Data Analytics Portal

Doug

INDUSTRY

Real Estate

Type

Business Application

Overview & Challenges

Our client specialized in identifying real estate investment opportunities with a strong focus on the value derived from extensive data analysis. He identified multiple data sources that, if consolidated, transformed, connected, and analyzed, could provide significant insights. The primary challenge was the vast amount of data to be processed—ranging in terabytes, all packaged in numerous small zip files. The client required a sophisticated automation system to orchestrate these complex processes and needed a capable team to execute it.

Our Solution

We designed and developed an end-to-end solution to handle the entire data processing pipeline. This included automating the extraction of files from SFTP, unzipping them, validating and transforming the data, and loading it into a cloud-hosted MySQL database. We also orchestrated the entire process to ensure seamless and efficient operation.

Key Features and Benefits

Automated Data Extraction:

Implemented a system to automatically extract files from SFTP and unzip them, significantly reducing manual intervention.

Data Validation and Transformation:

Developed robust processes to validate and transform data, ensuring high-quality and consistent information.

Cloud-Hosted MySQL Database:

Utilized a MySQL RDS to store the vast amount of data, ensuring scalability and reliability.

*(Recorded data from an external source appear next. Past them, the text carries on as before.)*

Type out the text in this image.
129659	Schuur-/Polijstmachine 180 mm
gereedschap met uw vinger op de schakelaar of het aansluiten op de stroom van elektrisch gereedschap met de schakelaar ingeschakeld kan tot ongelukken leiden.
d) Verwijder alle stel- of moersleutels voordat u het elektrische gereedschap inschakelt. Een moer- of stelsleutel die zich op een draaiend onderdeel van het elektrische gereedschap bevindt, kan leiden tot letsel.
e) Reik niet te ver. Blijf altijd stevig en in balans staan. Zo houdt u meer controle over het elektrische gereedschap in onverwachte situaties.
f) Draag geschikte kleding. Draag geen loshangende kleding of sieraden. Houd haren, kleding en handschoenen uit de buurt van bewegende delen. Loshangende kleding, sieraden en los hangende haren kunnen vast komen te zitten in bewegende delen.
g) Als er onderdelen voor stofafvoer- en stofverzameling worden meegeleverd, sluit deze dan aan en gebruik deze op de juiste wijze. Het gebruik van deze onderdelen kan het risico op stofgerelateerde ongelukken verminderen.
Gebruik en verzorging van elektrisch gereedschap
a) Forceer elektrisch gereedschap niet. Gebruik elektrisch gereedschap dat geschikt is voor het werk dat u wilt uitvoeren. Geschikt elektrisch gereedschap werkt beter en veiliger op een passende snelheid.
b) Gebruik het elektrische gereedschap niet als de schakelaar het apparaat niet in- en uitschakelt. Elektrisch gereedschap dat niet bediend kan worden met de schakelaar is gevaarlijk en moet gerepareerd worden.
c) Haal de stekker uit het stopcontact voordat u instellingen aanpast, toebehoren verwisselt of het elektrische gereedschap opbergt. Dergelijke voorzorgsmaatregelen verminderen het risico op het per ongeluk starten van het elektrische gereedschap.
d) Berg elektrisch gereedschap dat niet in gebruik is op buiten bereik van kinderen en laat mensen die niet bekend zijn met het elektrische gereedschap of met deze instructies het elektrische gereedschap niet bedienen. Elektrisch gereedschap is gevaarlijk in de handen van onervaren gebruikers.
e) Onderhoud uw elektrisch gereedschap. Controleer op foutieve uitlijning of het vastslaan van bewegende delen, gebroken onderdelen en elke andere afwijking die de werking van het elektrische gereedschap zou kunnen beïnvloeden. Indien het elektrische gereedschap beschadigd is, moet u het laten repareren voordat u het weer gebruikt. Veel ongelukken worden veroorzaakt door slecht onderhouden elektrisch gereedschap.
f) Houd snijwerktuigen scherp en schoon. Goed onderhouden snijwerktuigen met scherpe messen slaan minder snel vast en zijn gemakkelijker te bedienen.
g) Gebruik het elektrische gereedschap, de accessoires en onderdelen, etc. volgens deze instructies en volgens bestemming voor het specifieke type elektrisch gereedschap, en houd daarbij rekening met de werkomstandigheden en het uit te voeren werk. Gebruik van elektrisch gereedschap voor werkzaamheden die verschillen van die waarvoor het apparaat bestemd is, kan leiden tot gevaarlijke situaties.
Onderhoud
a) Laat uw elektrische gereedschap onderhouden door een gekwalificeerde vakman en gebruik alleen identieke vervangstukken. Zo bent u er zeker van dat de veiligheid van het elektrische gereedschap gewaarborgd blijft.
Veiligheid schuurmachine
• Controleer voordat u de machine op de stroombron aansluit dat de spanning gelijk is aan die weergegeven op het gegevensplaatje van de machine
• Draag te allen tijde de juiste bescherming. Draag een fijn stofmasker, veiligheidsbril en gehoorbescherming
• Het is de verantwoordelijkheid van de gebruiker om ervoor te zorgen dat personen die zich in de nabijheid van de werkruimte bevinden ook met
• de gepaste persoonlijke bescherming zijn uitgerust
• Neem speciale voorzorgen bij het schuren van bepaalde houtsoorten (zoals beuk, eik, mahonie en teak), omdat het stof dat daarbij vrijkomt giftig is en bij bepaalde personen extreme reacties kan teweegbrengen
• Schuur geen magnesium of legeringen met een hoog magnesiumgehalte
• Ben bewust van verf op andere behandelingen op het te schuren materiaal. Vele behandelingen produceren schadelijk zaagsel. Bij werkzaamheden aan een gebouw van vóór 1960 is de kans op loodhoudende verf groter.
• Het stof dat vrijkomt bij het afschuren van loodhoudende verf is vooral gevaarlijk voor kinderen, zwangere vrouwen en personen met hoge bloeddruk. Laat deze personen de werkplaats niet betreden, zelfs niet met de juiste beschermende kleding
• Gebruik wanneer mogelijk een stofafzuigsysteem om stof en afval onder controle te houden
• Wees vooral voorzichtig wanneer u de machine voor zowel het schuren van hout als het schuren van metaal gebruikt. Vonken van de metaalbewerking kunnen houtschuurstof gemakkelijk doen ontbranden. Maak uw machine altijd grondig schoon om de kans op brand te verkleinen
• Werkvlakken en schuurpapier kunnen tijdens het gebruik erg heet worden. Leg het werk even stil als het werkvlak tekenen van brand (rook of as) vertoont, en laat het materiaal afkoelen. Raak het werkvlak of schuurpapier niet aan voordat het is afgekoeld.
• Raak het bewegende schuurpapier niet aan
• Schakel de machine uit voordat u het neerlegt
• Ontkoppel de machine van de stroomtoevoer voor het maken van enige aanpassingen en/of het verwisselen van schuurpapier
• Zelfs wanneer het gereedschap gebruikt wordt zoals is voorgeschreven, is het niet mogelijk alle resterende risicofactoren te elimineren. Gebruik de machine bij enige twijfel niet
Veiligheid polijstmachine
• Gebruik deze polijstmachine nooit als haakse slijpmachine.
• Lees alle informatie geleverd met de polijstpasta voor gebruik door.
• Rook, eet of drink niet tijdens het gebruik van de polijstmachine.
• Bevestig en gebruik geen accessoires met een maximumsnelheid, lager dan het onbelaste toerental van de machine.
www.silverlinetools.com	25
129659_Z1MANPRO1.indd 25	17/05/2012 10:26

Data Cleaning and Normalization:

Cleaned and normalized the data model to enhance its usability and accuracy for analytics.

Advanced Data Modeling:

Stored data in multiple formats suitable for analytics and KPI generation, enabling deeper insights.

Powerful Analytics:

Provided the client with powerful analytics capabilities to identify valuable insights and trends in the data.

Technologies Used

My SQL

Python

AWS

Implementation & Results

Our team utilized advanced technologies to build a scalable and efficient automation engine for ETL (Extract, Transform, Load) processes. The solution allowed the client to experience the full value of consolidated and cleaned data, enabling the identification of insights that were previously unattainable. This not only enhanced his investment strategies but also allowed him to provide data as a service to others.

Impact

Operational Efficiency:

Streamlined the data processing pipeline, significantly reducing the time and effort required for data extraction, transformation, and loading.

Enhanced Insights:

Enabled the client to uncover valuable insights from consolidated data, improving decision-making and investment strategies.

Data as a Service:

Allowed the client to monetize the cleaned and normalized data by offering it as a service to other interested parties.

Conclusion

The project successfully delivered a robust and scalable data processing solution, transforming the client’s ability to leverage data for real estate investment insights and creating new revenue opportunities through data as a service.